Liana memasuki rumah dengan sedikit tergesa, tetapi ia tak melihat ada mobil Nicky di parkiran. Iapun mencari Jaya di ruang kerja kakek Willy. Ia membuka pintu itu begitu saja, pria yang rambutnya mulai memutih itu menoleh, "nyonya, anda sudah pulang?"

"Apa Nicky sudah pulang Jay?"

"Belum nyonya,"

"Ouh!" desisnya kecewa, "kalau dia pulang tolong beritahu aku ya!" pintanya, Jaya mengangguk. Setelah Liana menutup pintu ia kembali ke layar pc di depannya. Ia masih sibuk mengontrol perkembangan Harris Group, itu masih menjadi tugas utamanya meski ia tak lagi pergi ke kantor sejak William menunjuk Nicky untuk menjadi wakilnya dulu.

Liana berjalan lunglai ke kamarnya, apakah Nicky masih marah besar hingga jam segini belum pulang. Kalau sedang kesal dia pasti akan pulang larut malam. Sementara Jaya menelponnya, tetapi sama sekali tak dapat tanggapan. Bahkan setelah itu hpnya mati, tak bisa di hubungi.

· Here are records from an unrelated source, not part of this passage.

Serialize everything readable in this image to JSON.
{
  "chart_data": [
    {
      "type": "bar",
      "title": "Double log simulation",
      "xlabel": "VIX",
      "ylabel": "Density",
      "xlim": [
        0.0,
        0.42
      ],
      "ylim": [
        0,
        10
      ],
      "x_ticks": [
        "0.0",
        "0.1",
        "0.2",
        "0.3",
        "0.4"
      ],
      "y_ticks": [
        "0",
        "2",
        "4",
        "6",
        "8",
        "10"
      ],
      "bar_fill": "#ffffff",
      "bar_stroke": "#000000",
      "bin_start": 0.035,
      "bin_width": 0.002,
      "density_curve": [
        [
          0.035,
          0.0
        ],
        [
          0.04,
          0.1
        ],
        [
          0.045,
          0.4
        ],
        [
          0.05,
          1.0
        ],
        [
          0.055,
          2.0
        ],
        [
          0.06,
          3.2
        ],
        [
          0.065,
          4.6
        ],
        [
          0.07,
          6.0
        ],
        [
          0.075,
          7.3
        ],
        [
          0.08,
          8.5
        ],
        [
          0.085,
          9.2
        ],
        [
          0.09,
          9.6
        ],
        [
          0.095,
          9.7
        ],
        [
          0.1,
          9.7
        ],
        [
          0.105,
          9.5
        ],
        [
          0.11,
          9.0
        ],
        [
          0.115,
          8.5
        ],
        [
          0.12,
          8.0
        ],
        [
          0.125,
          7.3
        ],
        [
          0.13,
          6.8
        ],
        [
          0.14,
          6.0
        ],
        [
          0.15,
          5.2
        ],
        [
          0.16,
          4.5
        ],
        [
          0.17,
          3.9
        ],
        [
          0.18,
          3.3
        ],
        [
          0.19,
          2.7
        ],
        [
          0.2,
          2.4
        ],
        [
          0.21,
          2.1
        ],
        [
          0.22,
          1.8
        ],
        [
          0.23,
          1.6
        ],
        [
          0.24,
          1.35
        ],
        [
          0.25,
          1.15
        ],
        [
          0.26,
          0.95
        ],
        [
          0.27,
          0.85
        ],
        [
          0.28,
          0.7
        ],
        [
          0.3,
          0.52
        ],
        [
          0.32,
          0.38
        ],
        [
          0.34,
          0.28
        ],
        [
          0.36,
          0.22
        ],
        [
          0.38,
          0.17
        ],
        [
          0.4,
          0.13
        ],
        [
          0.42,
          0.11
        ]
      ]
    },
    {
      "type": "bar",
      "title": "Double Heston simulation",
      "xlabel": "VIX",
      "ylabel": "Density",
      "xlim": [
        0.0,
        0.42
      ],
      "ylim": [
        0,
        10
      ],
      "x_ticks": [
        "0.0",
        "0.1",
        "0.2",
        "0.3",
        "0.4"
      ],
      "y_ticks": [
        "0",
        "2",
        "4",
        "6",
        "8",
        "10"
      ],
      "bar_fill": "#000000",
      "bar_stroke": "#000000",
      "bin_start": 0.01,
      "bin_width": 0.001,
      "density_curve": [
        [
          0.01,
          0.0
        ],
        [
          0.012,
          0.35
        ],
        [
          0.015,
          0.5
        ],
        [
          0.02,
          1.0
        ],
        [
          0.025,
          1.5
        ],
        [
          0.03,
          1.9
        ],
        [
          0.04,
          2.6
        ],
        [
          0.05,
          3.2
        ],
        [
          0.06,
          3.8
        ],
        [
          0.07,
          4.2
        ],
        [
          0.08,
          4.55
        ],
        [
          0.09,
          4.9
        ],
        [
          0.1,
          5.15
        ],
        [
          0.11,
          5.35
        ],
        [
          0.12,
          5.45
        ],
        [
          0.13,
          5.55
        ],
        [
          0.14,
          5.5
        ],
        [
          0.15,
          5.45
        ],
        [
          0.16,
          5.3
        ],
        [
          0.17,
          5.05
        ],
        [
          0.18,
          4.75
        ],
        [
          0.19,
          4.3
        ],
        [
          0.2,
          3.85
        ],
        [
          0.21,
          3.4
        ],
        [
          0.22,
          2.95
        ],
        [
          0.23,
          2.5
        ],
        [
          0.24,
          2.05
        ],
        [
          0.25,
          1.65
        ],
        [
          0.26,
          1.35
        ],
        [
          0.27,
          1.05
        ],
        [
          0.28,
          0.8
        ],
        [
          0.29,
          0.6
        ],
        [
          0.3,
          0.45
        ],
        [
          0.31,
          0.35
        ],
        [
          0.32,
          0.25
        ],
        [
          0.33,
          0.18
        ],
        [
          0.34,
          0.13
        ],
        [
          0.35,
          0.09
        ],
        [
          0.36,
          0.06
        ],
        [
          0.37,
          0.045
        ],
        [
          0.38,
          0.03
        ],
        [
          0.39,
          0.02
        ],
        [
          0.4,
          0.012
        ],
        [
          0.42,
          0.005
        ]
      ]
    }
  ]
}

"Di sini rupanya!" seru Ian lalu melirik Ivana, "hei Ivana, lama juga tak bertemu!" sapanya terhadap wanita itu. "hai Yan!" sahut Ivana.

"Wah....ganggu nih aku!"

"Tentu saja tidak," sahut Nicky untuk menjelaskan bahwa dirinya tak punya hubungan lagi dengan Ivana, itu bagi Nicky tapi tidak dengan Ivana. Dia memang terlihat memasang muka kesal ketika Ian menghampirinya. Ian duduk di samping Nicky, menatap seorang wanita cantik di belakang meja bar.

"Hei manis, satu gelas...biasa!" katanya lembut, wanita itu langsung mengerti seperti sudah paham pesanan Ian. Dengan cepat wanita itu meracik minuman Ian dan menyodorkannya, Ian menarik tangannya lalu mengecup pipinya, "terima kasih!" bisiknya, "plakk!"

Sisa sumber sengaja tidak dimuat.